Le tribunal criminel de première instance de Dixinn, siégeant exceptionnellement à la Cour d’appel de Conakry, a rendu son verdict ce lundi 27 juillet dans le dossier du colonel Bienvenue Lamah, poursuivi dans le cadre des événements du 28 septembre 2009. À l’issue des débats, l’officier supérieur de la gendarmerie nationale a été déclaré non coupable et remis en liberté sur-le-champ, sauf autre cause de détention.

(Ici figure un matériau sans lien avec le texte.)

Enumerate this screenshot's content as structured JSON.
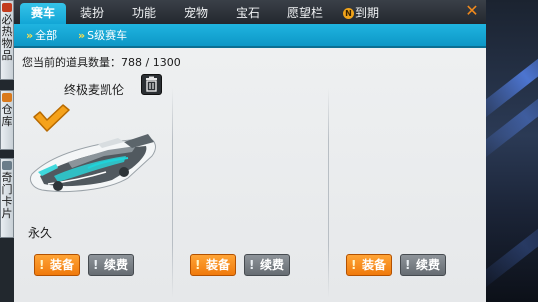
{
  "sidebar": {
    "items": [
      {
        "label": "必热物品"
      },
      {
        "label": "仓库"
      },
      {
        "label": "奇门卡片"
      }
    ]
  },
  "tabs": [
    {
      "label": "赛车",
      "active": true
    },
    {
      "label": "装扮",
      "active": false
    },
    {
      "label": "功能",
      "active": false
    },
    {
      "label": "宠物",
      "active": false
    },
    {
      "label": "宝石",
      "active": false
    },
    {
      "label": "愿望栏",
      "active": false
    },
    {
      "label": "到期",
      "badge": "N",
      "active": false
    }
  ],
  "breadcrumb": [
    {
      "label": "全部"
    },
    {
      "label": "S级赛车"
    }
  ],
  "item_count": {
    "label": "您当前的道具数量：",
    "current": "788",
    "separator": "/",
    "capacity": "1300"
  },
  "slots": [
    {
      "name": "终极麦凯伦",
      "duration": "永久",
      "equipped": true,
      "equip_label": "装备",
      "renew_label": "续费"
    },
    {
      "name": "",
      "duration": "",
      "equipped": false,
      "equip_label": "装备",
      "renew_label": "续费"
    },
    {
      "name": "",
      "duration": "",
      "equipped": false,
      "equip_label": "装备",
      "renew_label": "续费"
    }
  ],
  "icons": {
    "close": "close-icon",
    "trash": "trash-icon",
    "check": "check-icon",
    "chevron": "double-chevron-right-icon",
    "alert": "exclamation-icon"
  },
  "colors": {
    "tab_active": "#1aa9d8",
    "subbar": "#14a6d4",
    "equip_button": "#f07a0c",
    "renew_button": "#6e747a",
    "check_mark": "#f5a21b",
    "close": "#f28a1c"
  }
}
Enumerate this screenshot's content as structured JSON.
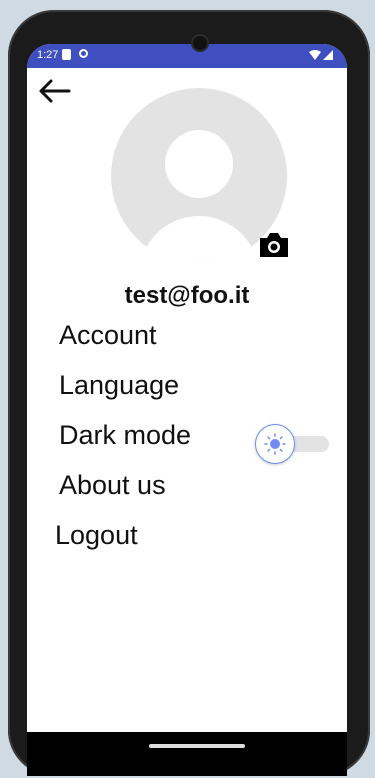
{
  "status_bar": {
    "time": "1:27"
  },
  "profile": {
    "email": "test@foo.it"
  },
  "menu": {
    "items": [
      {
        "label": "Account"
      },
      {
        "label": "Language"
      },
      {
        "label": "Dark mode"
      },
      {
        "label": "About us"
      },
      {
        "label": "Logout"
      }
    ]
  },
  "dark_mode_toggle": {
    "enabled": false
  },
  "icons": {
    "back": "back-arrow-icon",
    "camera": "camera-icon",
    "sun": "sun-icon",
    "avatar": "avatar-placeholder"
  },
  "colors": {
    "status_bar": "#3f4fbf",
    "avatar_bg": "#e3e3e3",
    "toggle_accent": "#6e8cf0"
  }
}
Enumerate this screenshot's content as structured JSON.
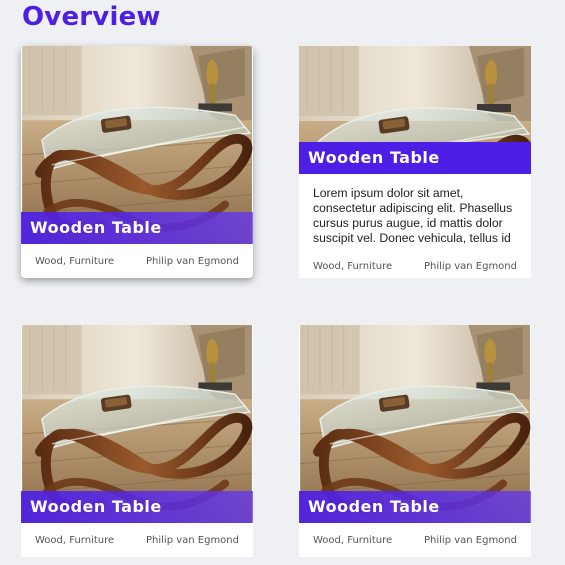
{
  "header": {
    "title": "Overview"
  },
  "colors": {
    "accent": "#4c1ee6",
    "background": "#eef0f3",
    "card": "#ffffff"
  },
  "cards": [
    {
      "title": "Wooden Table",
      "category": "Wood, Furniture",
      "author": "Philip van Egmond",
      "state": "hovered"
    },
    {
      "title": "Wooden Table",
      "description": "Lorem ipsum dolor sit amet, consectetur adipiscing elit. Phasellus cursus purus augue, id mattis dolor suscipit vel. Donec vehicula, tellus id",
      "category": "Wood, Furniture",
      "author": "Philip van Egmond",
      "state": "expanded"
    },
    {
      "title": "Wooden Table",
      "category": "Wood, Furniture",
      "author": "Philip van Egmond",
      "state": "default"
    },
    {
      "title": "Wooden Table",
      "category": "Wood, Furniture",
      "author": "Philip van Egmond",
      "state": "default"
    }
  ],
  "image": {
    "subject": "glass-top wooden table photo"
  }
}
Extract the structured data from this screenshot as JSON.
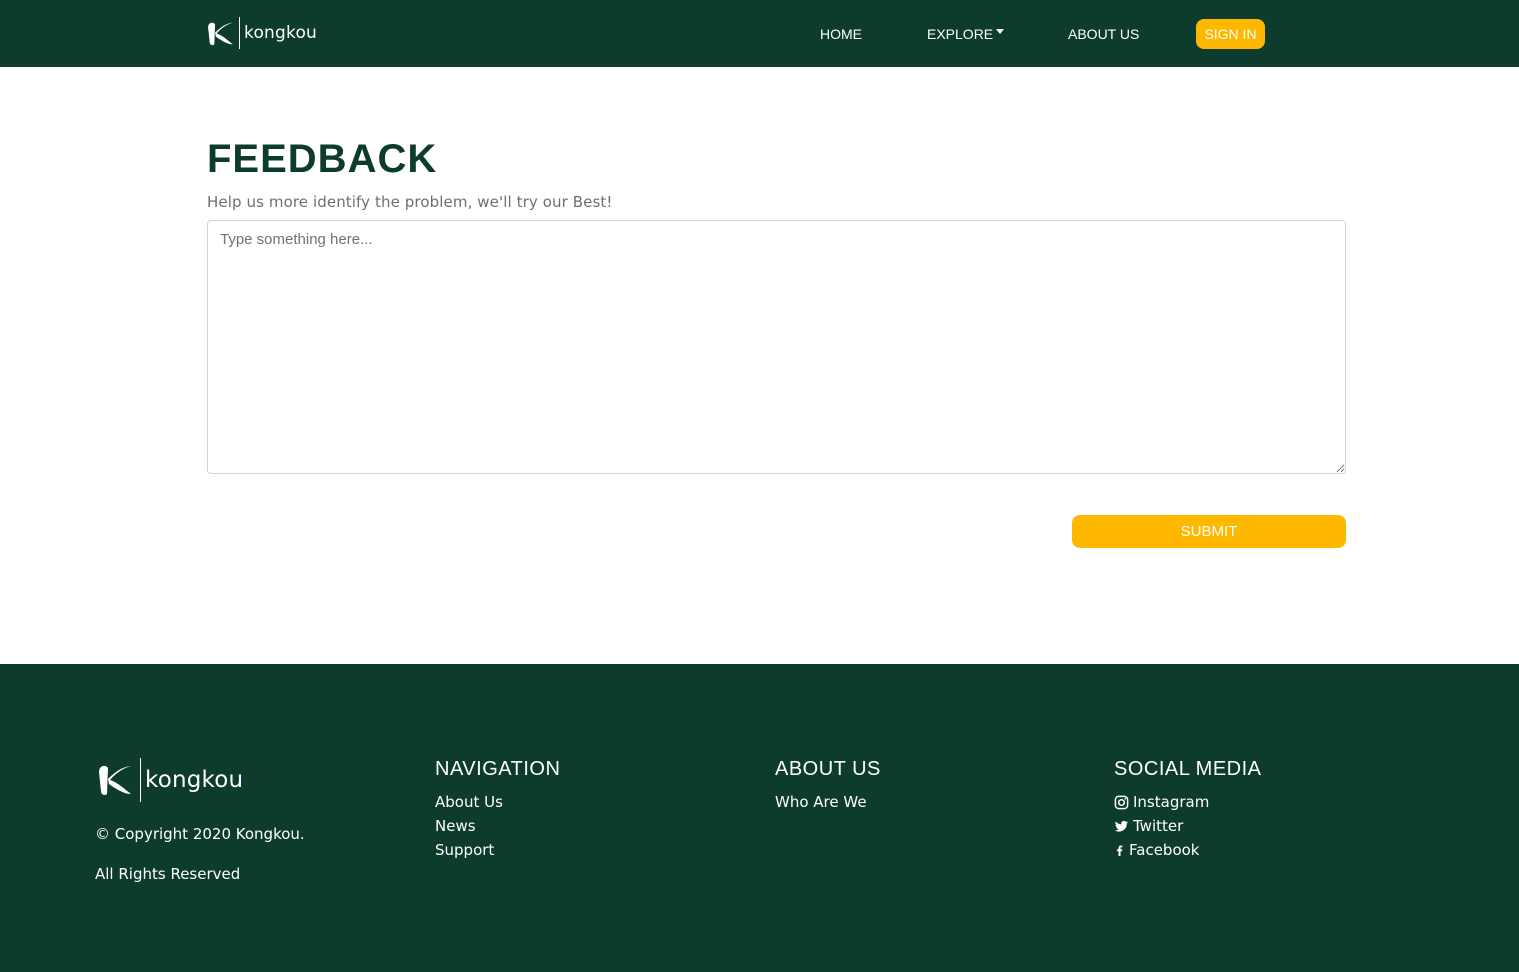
{
  "header": {
    "logo_text": "kongkou",
    "nav": {
      "home": "HOME",
      "explore": "EXPLORE",
      "about": "ABOUT US"
    },
    "signin_label": "SIGN IN"
  },
  "main": {
    "title": "FEEDBACK",
    "subtitle": "Help us more identify the problem, we'll try our Best!",
    "textarea_placeholder": "Type something here...",
    "submit_label": "SUBMIT"
  },
  "footer": {
    "logo_text": "kongkou",
    "copyright": "© Copyright 2020 Kongkou.",
    "rights": "All Rights Reserved",
    "navigation": {
      "heading": "NAVIGATION",
      "links": [
        "About Us",
        "News",
        "Support"
      ]
    },
    "about": {
      "heading": "ABOUT US",
      "links": [
        "Who Are We"
      ]
    },
    "social": {
      "heading": "SOCIAL MEDIA",
      "links": [
        {
          "label": "Instagram",
          "icon": "instagram-icon"
        },
        {
          "label": "Twitter",
          "icon": "twitter-icon"
        },
        {
          "label": "Facebook",
          "icon": "facebook-icon"
        }
      ]
    }
  },
  "colors": {
    "brand_green": "#0d3b2e",
    "accent_yellow": "#ffb800"
  }
}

En motivant sa décision, le président du tribunal, le juge Aboubacar Thiam, a indiqué que les faits visés dans cette procédure avaient déjà été appréciés dans le jugement rendu le 31 juillet 2024. Selon lui, la demande de requalification introduite par le ministère public et les parties civiles ne se justifiait plus : « Par ces motifs. Statuant publiquement contradictoirement en matière criminelle et en premier après en avoir délibéré sur l’action publique. Constate que les faits, objet de la présente poursuite, indissociablement liés aux événements du 28 septembre 2009, ont déjà été judiciairement qualifiés de crime contre l’humanité et les responsabilités du commandement du supérieur hiérarchique par le jugement numéro 09 du 31 juillet 2024, rendu par le tribunal criminel de Dixinn. Par conséquent, la demande de requalification présentée par le ministère public et les parties civiles est devenue sans objet. Déclare le colonel Bienvenue Lamah non coupable des crimes contre l’humanité et de la responsabilité de commandement du supérieur hiérarchique. En conséquence, renvoie le colonel Bienvenue Lamah des fins de poursuite de ces faits. Ordonne sa relaxe et sa remise en liberté immédiate s’il n’est détenu pour autre cause. Sur l’action civile, renvoie la Fédération internationale des ligues des droits de l’homme (FIDH), l’Organisation guinéenne de défense des droits de l’homme et du citoyen (OGDH), l’Association des parents, victimes et amis du 28 septembre ainsi que les autres parties civiles à leur constitution, la déclare non fondée et les déboute de l’ensemble de leurs prétentions. »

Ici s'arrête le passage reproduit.